So what was all that you were talking about with "check the
second-to-last byte" in your previous email? I understood that to be
about detecting truncation?

>> We could then add new message types later for machine-consumption. Say,
>> and extended error code, or offsets into the BTF information, or
>> whatever we end up needing. But just wrapping the existing log messages
>> in TLVs like the ones above could be fairly straight-forwardly
>> implemented with the existing bpf_log() infrastructure in the kernel,
>> without having to settle on which machine-readable information is useful
>> ahead of time... And the TLV format makes it easy for userspace to just
>> skip message types it doesn't understand.
>>
>> WDYT?
>
> I think it's taking it a bit too far and adds more API on top of
> existing API. Now all those types become a fixed API, messages become
> an API, etc. Just more backwards compatibility stuff we need to
> support forever, for, what I believe, very little gain.
>
> In practice, using human-readable strings works just fine. If there is
> any kind of real issue, usually it involves humans reading debug logs
> and understanding what's going on.

Let me give an example of what I want to be able to do. Just today I
helped someone debug getting xdp-filter to run, and they were getting
output like this:

      libbpf: -- BEGIN DUMP LOG ---
      libbpf:
      xdpfilt_alw_all() is not a global function
      processed 0 insns (limit 1000000) max_states_per_insn 0 total_states 0
      peak_states 0 mark_read 0

      libbpf: -- END LOG --

I would like to have xdp-filter catch that, and turn it into a
friendlier "your compiler is too old" message. Having to effectively
grep through the free-form log output to pick out that message feels
brittle and error prone, as opposed to just having the kernel add a
machine-readable id ("err_func_linkage_not_global" or somesuch) and
stick it in a machine-parsable TLV.

> Also adopting these packet-like messages is not as straightforward
> through BPF code, as now you can't just construct a single log line
> with few calls to bpf_log().

Why not? bpf_log() could just transparently write the four bytes of
header (TYPE_STRING, followed by strlen(msg)) into the buffer before the
string? And in the future, an enhanced version could take (say) an error
ID as another parameter and transparently add that as a separate message.

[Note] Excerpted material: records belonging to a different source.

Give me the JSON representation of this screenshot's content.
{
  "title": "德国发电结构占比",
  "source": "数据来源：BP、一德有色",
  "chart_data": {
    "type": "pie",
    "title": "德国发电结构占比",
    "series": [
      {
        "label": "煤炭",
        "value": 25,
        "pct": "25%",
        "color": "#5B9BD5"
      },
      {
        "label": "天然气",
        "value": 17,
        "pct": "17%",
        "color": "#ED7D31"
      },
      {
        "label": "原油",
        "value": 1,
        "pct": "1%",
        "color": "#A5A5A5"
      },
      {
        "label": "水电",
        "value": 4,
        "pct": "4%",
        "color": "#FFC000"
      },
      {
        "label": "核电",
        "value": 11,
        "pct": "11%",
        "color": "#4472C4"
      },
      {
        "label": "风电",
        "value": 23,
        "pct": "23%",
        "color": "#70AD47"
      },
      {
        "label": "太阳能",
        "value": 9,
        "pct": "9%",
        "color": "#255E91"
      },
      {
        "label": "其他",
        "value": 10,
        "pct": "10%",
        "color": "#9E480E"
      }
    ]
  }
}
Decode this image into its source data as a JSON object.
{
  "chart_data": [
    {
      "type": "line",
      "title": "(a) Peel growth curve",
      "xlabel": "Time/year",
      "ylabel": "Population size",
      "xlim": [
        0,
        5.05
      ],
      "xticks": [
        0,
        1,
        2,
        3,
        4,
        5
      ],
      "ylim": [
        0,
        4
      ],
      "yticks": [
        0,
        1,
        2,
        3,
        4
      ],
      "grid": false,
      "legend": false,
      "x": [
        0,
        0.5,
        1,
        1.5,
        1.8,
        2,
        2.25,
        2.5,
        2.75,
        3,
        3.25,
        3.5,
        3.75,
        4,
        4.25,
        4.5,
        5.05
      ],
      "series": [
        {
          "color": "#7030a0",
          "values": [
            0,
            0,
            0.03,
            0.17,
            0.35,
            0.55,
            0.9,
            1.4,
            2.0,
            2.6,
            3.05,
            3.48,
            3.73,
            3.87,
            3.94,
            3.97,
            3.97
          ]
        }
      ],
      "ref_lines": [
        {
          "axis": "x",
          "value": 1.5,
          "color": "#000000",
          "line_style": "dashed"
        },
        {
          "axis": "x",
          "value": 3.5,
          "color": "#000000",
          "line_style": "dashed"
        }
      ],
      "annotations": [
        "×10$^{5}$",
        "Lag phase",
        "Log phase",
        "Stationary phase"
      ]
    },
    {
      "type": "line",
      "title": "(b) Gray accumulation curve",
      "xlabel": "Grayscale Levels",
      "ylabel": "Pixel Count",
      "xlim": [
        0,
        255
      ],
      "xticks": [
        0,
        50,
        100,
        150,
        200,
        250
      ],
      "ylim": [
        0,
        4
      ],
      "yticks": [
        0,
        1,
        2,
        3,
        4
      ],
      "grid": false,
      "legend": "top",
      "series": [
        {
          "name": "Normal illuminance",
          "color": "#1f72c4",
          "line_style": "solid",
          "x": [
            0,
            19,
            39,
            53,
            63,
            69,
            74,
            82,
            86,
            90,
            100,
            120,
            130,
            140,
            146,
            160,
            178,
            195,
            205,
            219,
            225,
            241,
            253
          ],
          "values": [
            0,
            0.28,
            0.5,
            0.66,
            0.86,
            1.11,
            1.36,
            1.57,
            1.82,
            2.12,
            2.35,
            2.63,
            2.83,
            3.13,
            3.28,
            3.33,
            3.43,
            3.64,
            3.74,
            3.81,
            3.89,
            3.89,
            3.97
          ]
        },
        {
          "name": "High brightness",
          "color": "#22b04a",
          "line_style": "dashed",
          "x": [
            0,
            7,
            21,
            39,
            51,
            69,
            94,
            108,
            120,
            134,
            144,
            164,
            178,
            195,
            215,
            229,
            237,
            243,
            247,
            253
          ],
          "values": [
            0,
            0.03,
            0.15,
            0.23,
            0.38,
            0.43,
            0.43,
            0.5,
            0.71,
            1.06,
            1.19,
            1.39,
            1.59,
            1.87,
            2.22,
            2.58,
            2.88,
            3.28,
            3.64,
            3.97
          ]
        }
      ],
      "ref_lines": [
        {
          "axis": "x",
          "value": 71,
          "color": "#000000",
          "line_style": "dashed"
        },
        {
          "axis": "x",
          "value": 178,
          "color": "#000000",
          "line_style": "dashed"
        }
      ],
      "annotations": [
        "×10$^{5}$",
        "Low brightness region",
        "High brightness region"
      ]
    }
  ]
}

>> > Of course, if user code cares about such detection of log truncation,
>> > it will need to set last/second-to-last bytes to zero before each
>> > syscall.
>> >
>> > Both approaches have their pros/cons, we can dig into those later, but
>> > I'd like to start this discussion and see what other people think. I
>> > also wonder if there are other syscalls with similarly advanced input
>> > arguments (like bpf_attr) and common logging, we could learn from
>> > those.
>>
>> The first one that comes to mind is netlink extacks. Of course it's not
>> quite comparable since netlink already has message-based semantics, but
>> it does do sorta-kinda the same thing from a user PoV. The TLV format is
>> obviously inspired by netlink (or, well, binary networking protocols in
>> general).
>>
>
> Yeah, I'm aware of extack, but as you said, TLV is more of a netlink
> format, extack messages themselves are just strings. But my question
> was more of how this log could be done for complicated API calls using
> similar extendable attrs, like perf_event_open, clone3, openat2, etc.

Ah, right, no idea :)

-Toke